1. the volume of an idea gas is 2.06L at standard temperature and pressure. Calculate the volume at 1.75 atm and 27CELCIUS.
2. Ethane, C2h6 has a molar heat of vaporization of 15kj/mole. How many kilojoules or energy are required to vaporize 5 g of ethane?
Ethane, C2H6, has a molar heat of vaporization of 15 kJ/mole. How many kilojoules or
energy are required to vaporize 5 g of ethane?
To solve these problems, we need to use the ideal gas law and the equation for calculating energy.
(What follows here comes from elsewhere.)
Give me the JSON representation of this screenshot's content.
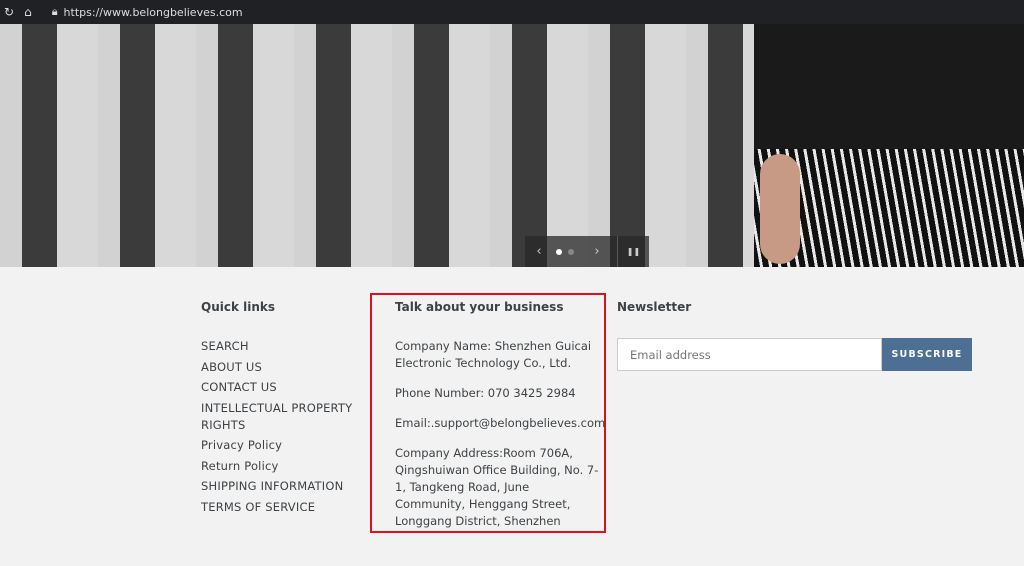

1. To find the volume of an ideal gas at a different pressure and temperature, we can use the ideal gas law, which states:
PV = nRT
Where:
P = pressure
V = volume
n = number of moles
R = ideal gas constant (0.0821 L·atm/K·mol)
T = temperature in Kelvin
We can solve for the new volume using the equation:
V2 = (P1 * V1 * T2) / (P2 * T1)
Given:
P1 = standard pressure = 1 atm
V1 = 2.06 L
P2 = 1.75 atm
T1 = standard temperature = 273.15 K (0 degrees Celsius + 273.15)
T2 = 27 degrees Celsius + 273.15 = 300.15 K
Plugging in these values, we can calculate the new volume:
V2 = (1 atm * 2.06 L * 300.15 K) / (1.75 atm * 273.15 K)
V2 ≈ 2.27 L
Therefore, the volume of the ideal gas at 1.75 atm and 27 degrees Celsius is approximately 2.27 L.
2. To calculate the energy required to vaporize a substance, we can use the equation:
Energy = molar heat of vaporization * moles of the substance
Given:
Molar heat of vaporization of ethane = 15 kJ/mol
Mass of ethane = 5 g
Molar mass of ethane (C2H6) = 30 g/mol
To find the moles of ethane, we can use the equation:
Moles = Mass / Molar mass
Moles = 5 g / 30 g/mol
Moles ≈ 0.167 mol
Now, we can calculate the energy required to vaporize 5 g of ethane:
Energy = 15 kJ/mol * 0.167 mol
Energy ≈ 2.505 kJ
Therefore, approximately 2.505 kJ of energy are required to vaporize 5 g of ethane.